Methods & Materials: This quasi-experimental study involved 78 mother-child dyads diagnosed with congenital heart disease and undergoing corrective surgery at the Shaheed Rajaie Cardiovascular Hospital in Tehran. The samples were divided to one of two groups: an intervention group (n=40) and a control group (n=38). Convenience sampling was employed to select participants during the 2023-2024 period. Data were collected using the TNO-AZL Preschool Quality of Life Scale across four assessment stages. The intervention group participated in 11 sessions of the family-based care transition program, while the control group followed routine discharge protocols. Data were analyzed using SPSS software version 22, employing independent t-tests, the Bonferroni test, and both one-way and two-way repeated measures analysis of variance.

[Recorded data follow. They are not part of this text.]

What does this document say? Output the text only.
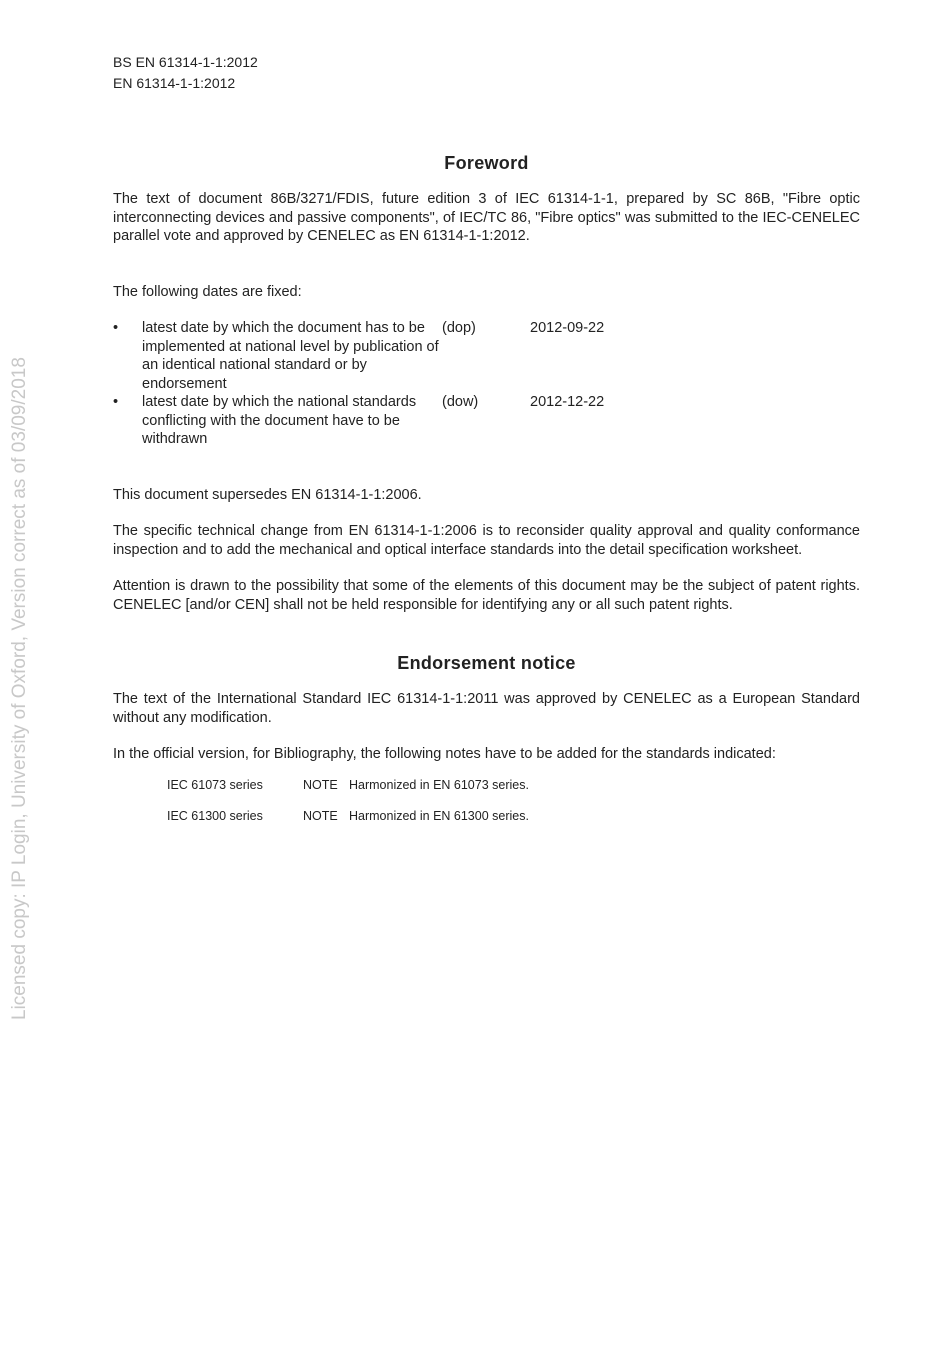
Licensed copy: IP Login, University of Oxford, Version correct as of 03/09/2018
BS EN 61314-1-1:2012
EN 61314-1-1:2012
Foreword

The text of document 86B/3271/FDIS, future edition 3 of IEC 61314-1-1, prepared by SC 86B, "Fibre optic interconnecting devices and passive components", of IEC/TC 86, "Fibre optics" was submitted to the IEC-CENELEC parallel vote and approved by CENELEC as EN 61314-1-1:2012.

The following dates are fixed:

•	latest date by which the document has to be implemented at national level by publication of an identical national standard or by endorsement	(dop)	2012-09-22
•	latest date by which the national standards conflicting with the document have to be withdrawn	(dow)	2012-12-22

This document supersedes EN 61314-1-1:2006.

The specific technical change from EN 61314-1-1:2006 is to reconsider quality approval and quality conformance inspection and to add the mechanical and optical interface standards into the detail specification worksheet.

Attention is drawn to the possibility that some of the elements of this document may be the subject of patent rights. CENELEC [and/or CEN] shall not be held responsible for identifying any or all such patent rights.

Endorsement notice

The text of the International Standard IEC 61314-1-1:2011 was approved by CENELEC as a European Standard without any modification.

In the official version, for Bibliography, the following notes have to be added for the standards indicated:

IEC 61073 series	NOTE	Harmonized in EN 61073 series.
IEC 61300 series	NOTE	Harmonized in EN 61300 series.
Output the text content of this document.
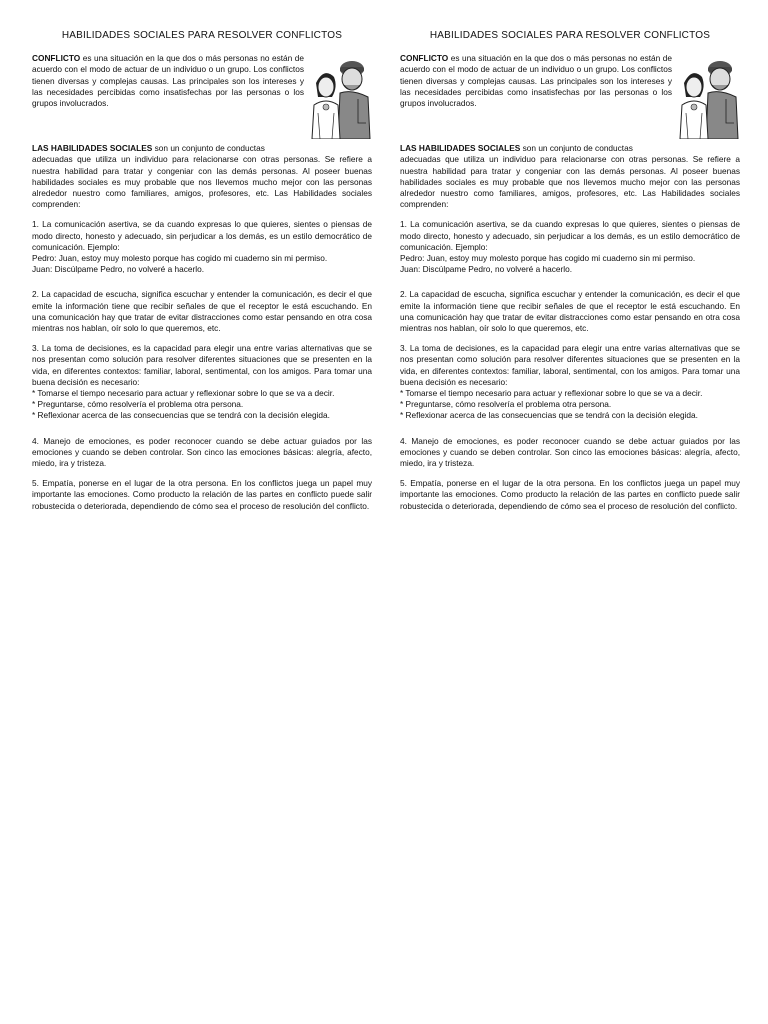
HABILIDADES SOCIALES PARA RESOLVER CONFLICTOS

CONFLICTO es una situación en la que dos o más personas no están de acuerdo con el modo de actuar de un individuo o un grupo. Los conflictos tienen diversas y complejas causas. Las principales son los intereses y las necesidades percibidas como insatisfechas por las personas o los grupos involucrados.

LAS HABILIDADES SOCIALES son un conjunto de conductas
adecuadas que utiliza un individuo para relacionarse con otras personas. Se refiere a nuestra habilidad para tratar y congeniar con las demás personas. Al poseer buenas habilidades sociales es muy probable que nos llevemos mucho mejor con las personas alrededor nuestro como familiares, amigos, profesores, etc. Las Habilidades sociales comprenden:

1. La comunicación asertiva, se da cuando expresas lo que quieres, sientes o piensas de modo directo, honesto y adecuado, sin perjudicar a los demás, es un estilo democrático de comunicación. Ejemplo:
Pedro: Juan, estoy muy molesto porque has cogido mi cuaderno sin mi permiso.
Juan: Discúlpame Pedro, no volveré a hacerlo.

2. La capacidad de escucha, significa escuchar y entender la comunicación, es decir el que emite la información tiene que recibir señales de que el receptor le está escuchando. En una comunicación hay que tratar de evitar distracciones como estar pensando en otra cosa mientras nos hablan, oír solo lo que queremos, etc.

3. La toma de decisiones, es la capacidad para elegir una entre varias alternativas que se nos presentan como solución para resolver diferentes situaciones que se presenten en la vida, en diferentes contextos: familiar, laboral, sentimental, con los amigos. Para tomar una buena decisión es necesario:
* Tomarse el tiempo necesario para actuar y reflexionar sobre lo que se va a decir.
* Preguntarse, cómo resolvería el problema otra persona.
* Reflexionar acerca de las consecuencias que se tendrá con la decisión elegida.

4. Manejo de emociones, es poder reconocer cuando se debe actuar guiados por las emociones y cuando se deben controlar. Son cinco las emociones básicas: alegría, afecto, miedo, ira y tristeza.

5. Empatía, ponerse en el lugar de la otra persona. En los conflictos juega un papel muy importante las emociones. Como producto la relación de las partes en conflicto puede salir robustecida o deteriorada, dependiendo de cómo sea el proceso de resolución del conflicto.

HABILIDADES SOCIALES PARA RESOLVER CONFLICTOS

CONFLICTO es una situación en la que dos o más personas no están de acuerdo con el modo de actuar de un individuo o un grupo. Los conflictos tienen diversas y complejas causas. Las principales son los intereses y las necesidades percibidas como insatisfechas por las personas o los grupos involucrados.

LAS HABILIDADES SOCIALES son un conjunto de conductas
adecuadas que utiliza un individuo para relacionarse con otras personas. Se refiere a nuestra habilidad para tratar y congeniar con las demás personas. Al poseer buenas habilidades sociales es muy probable que nos llevemos mucho mejor con las personas alrededor nuestro como familiares, amigos, profesores, etc. Las Habilidades sociales comprenden:

1. La comunicación asertiva, se da cuando expresas lo que quieres, sientes o piensas de modo directo, honesto y adecuado, sin perjudicar a los demás, es un estilo democrático de comunicación. Ejemplo:
Pedro: Juan, estoy muy molesto porque has cogido mi cuaderno sin mi permiso.
Juan: Discúlpame Pedro, no volveré a hacerlo.

2. La capacidad de escucha, significa escuchar y entender la comunicación, es decir el que emite la información tiene que recibir señales de que el receptor le está escuchando. En una comunicación hay que tratar de evitar distracciones como estar pensando en otra cosa mientras nos hablan, oír solo lo que queremos, etc.

3. La toma de decisiones, es la capacidad para elegir una entre varias alternativas que se nos presentan como solución para resolver diferentes situaciones que se presenten en la vida, en diferentes contextos: familiar, laboral, sentimental, con los amigos. Para tomar una buena decisión es necesario:
* Tomarse el tiempo necesario para actuar y reflexionar sobre lo que se va a decir.
* Preguntarse, cómo resolvería el problema otra persona.
* Reflexionar acerca de las consecuencias que se tendrá con la decisión elegida.

4. Manejo de emociones, es poder reconocer cuando se debe actuar guiados por las emociones y cuando se deben controlar. Son cinco las emociones básicas: alegría, afecto, miedo, ira y tristeza.

5. Empatía, ponerse en el lugar de la otra persona. En los conflictos juega un papel muy importante las emociones. Como producto la relación de las partes en conflicto puede salir robustecida o deteriorada, dependiendo de cómo sea el proceso de resolución del conflicto.
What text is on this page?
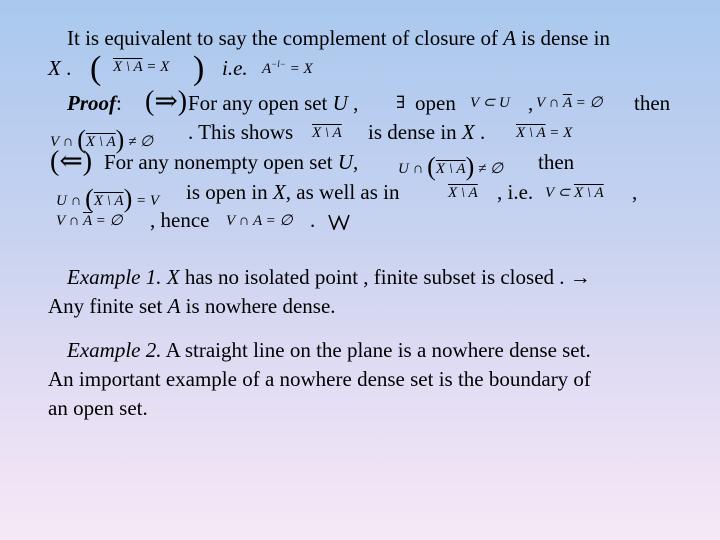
It is equivalent to say the complement of closure of A is dense in
X . ( X \ A = X ) i.e. $A^{-l-} = X$
Proof: (⇒) For any open set U , ∃ open V ⊂ U , V ∩ $\overline{A}$ = ∅ then
V ∩ (X \ A) ≠ ∅ . This shows X \ A is dense in X . X \ A = X
(⇐) For any nonempty open set U,	U ∩ (X \ A) ≠ ∅ then
U ∩ (X \ A) = V is open in X, as well as in	X \ A , i.e. V ⊂ X \ A ,
V ∩ $\overline{A}$ = ∅ , hence V ∩ A = ∅ .
Example 1. X has no isolated point , finite subset is closed . →
Any finite set A is nowhere dense.
Example 2. A straight line on the plane is a nowhere dense set.
An important example of a nowhere dense set is the boundary of
an open set.
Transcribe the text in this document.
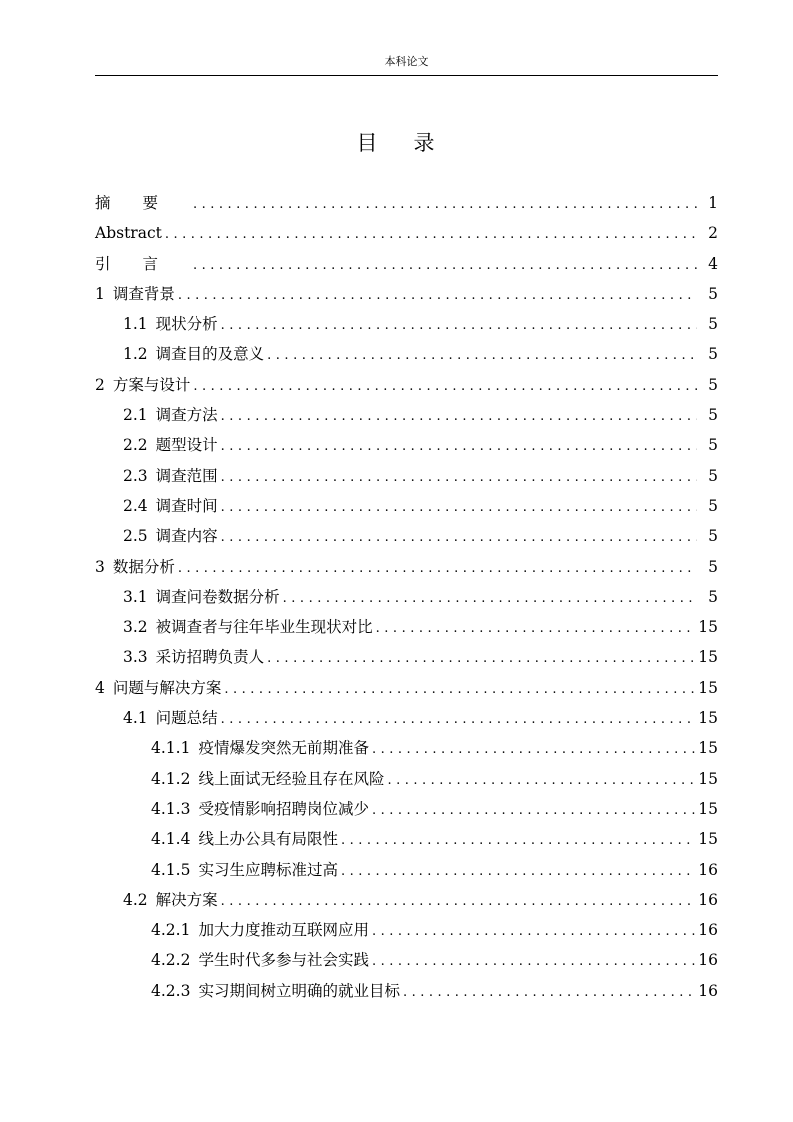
本科论文
目 录
摘要 .....	1
Abstract .....	2
引言 .....	4
1 调查背景 .....	5
1.1 现状分析 .....	5
1.2 调查目的及意义 .....	5
2 方案与设计 .....	5
2.1 调查方法 .....	5
2.2 题型设计 .....	5
2.3 调查范围 .....	5
2.4 调查时间 .....	5
2.5 调查内容 .....	5
3 数据分析 .....	5
3.1 调查问卷数据分析 .....	5
3.2 被调查者与往年毕业生现状对比 .....	15
3.3 采访招聘负责人 .....	15
4 问题与解决方案 .....	15
4.1 问题总结 .....	15
4.1.1 疫情爆发突然无前期准备 .....	15
4.1.2 线上面试无经验且存在风险 .....	15
4.1.3 受疫情影响招聘岗位减少 .....	15
4.1.4 线上办公具有局限性 .....	15
4.1.5 实习生应聘标准过高 .....	16
4.2 解决方案 .....	16
4.2.1 加大力度推动互联网应用 .....	16
4.2.2 学生时代多参与社会实践 .....	16
4.2.3 实习期间树立明确的就业目标 .....	16
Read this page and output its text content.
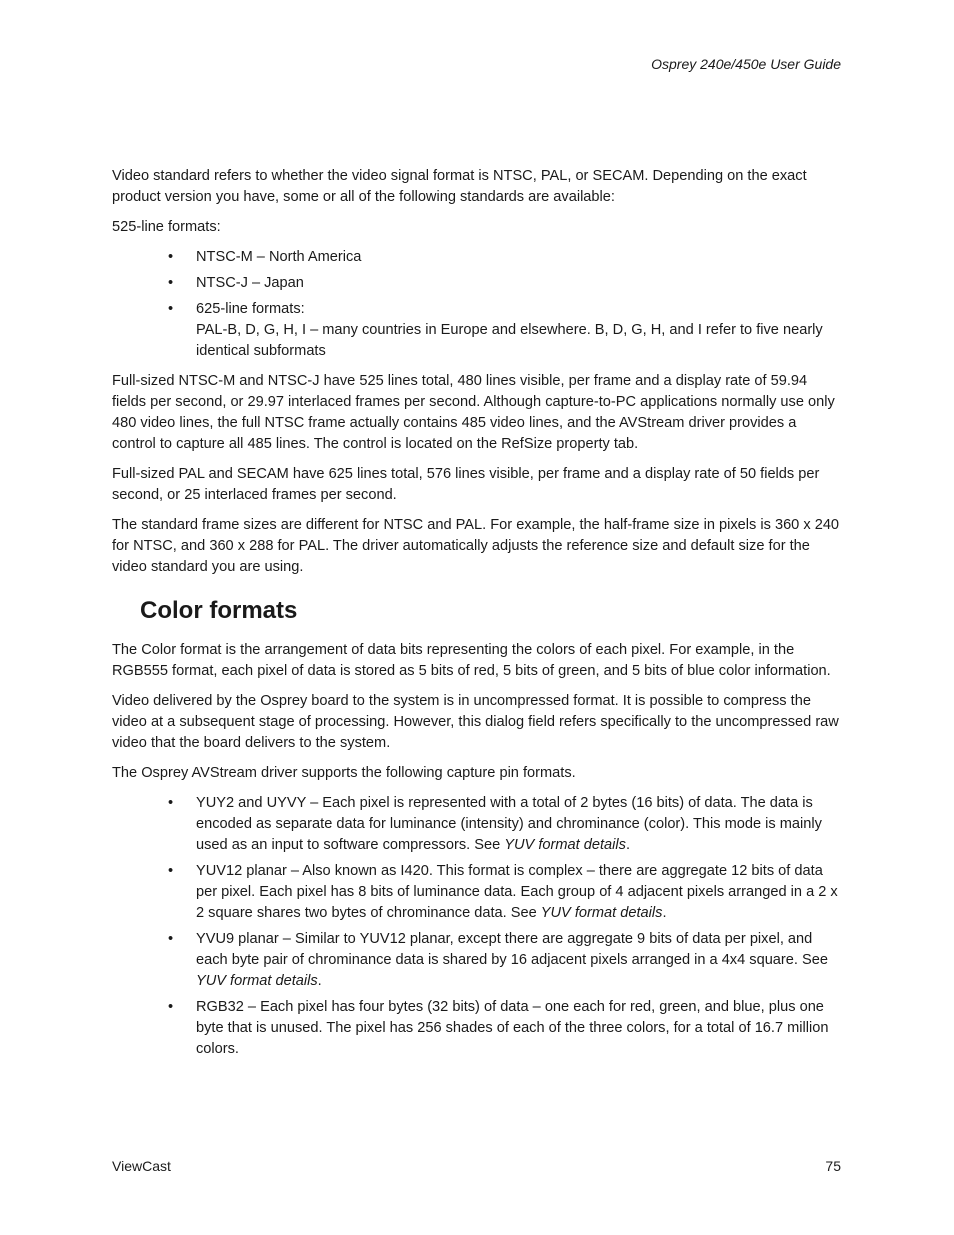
Osprey 240e/450e User Guide

Video standard refers to whether the video signal format is NTSC, PAL, or SECAM. Depending on the exact product version you have, some or all of the following standards are available:

525-line formats:

• NTSC-M – North America
• NTSC-J – Japan
• 625-line formats:
PAL-B, D, G, H, I – many countries in Europe and elsewhere. B, D, G, H, and I refer to five nearly identical subformats

Full-sized NTSC-M and NTSC-J have 525 lines total, 480 lines visible, per frame and a display rate of 59.94 fields per second, or 29.97 interlaced frames per second. Although capture-to-PC applications normally use only 480 video lines, the full NTSC frame actually contains 485 video lines, and the AVStream driver provides a control to capture all 485 lines. The control is located on the RefSize property tab.

Full-sized PAL and SECAM have 625 lines total, 576 lines visible, per frame and a display rate of 50 fields per second, or 25 interlaced frames per second.

The standard frame sizes are different for NTSC and PAL. For example, the half-frame size in pixels is 360 x 240 for NTSC, and 360 x 288 for PAL. The driver automatically adjusts the reference size and default size for the video standard you are using.

Color formats

The Color format is the arrangement of data bits representing the colors of each pixel. For example, in the RGB555 format, each pixel of data is stored as 5 bits of red, 5 bits of green, and 5 bits of blue color information.

Video delivered by the Osprey board to the system is in uncompressed format. It is possible to compress the video at a subsequent stage of processing. However, this dialog field refers specifically to the uncompressed raw video that the board delivers to the system.

The Osprey AVStream driver supports the following capture pin formats.

• YUY2 and UYVY – Each pixel is represented with a total of 2 bytes (16 bits) of data. The data is encoded as separate data for luminance (intensity) and chrominance (color). This mode is mainly used as an input to software compressors. See YUV format details.
• YUV12 planar – Also known as I420. This format is complex – there are aggregate 12 bits of data per pixel. Each pixel has 8 bits of luminance data. Each group of 4 adjacent pixels arranged in a 2 x 2 square shares two bytes of chrominance data. See YUV format details.
• YVU9 planar – Similar to YUV12 planar, except there are aggregate 9 bits of data per pixel, and each byte pair of chrominance data is shared by 16 adjacent pixels arranged in a 4x4 square. See YUV format details.
• RGB32 – Each pixel has four bytes (32 bits) of data – one each for red, green, and blue, plus one byte that is unused. The pixel has 256 shades of each of the three colors, for a total of 16.7 million colors.
ViewCast	75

Results: Within-group comparisons showed a significant increase in quality of life scores for both the intervention and control groups (P<0.001), with the intervention group indicating a more pronounced improvement. However, between-group comparisons showed no significant differences in quality of life scores at baseline, immediately post-intervention, or one month post-discharge. Notably, a significant difference was observed three months post-discharge (P=0.003).
Conclusion: The implementation of a family-based care program may improve the health-related quality of life of children with congenital heart disease undergoing surgery. These findings suggest that pediatric nurses can utilize family-centered interventions to improve the health-related quality of life of these children.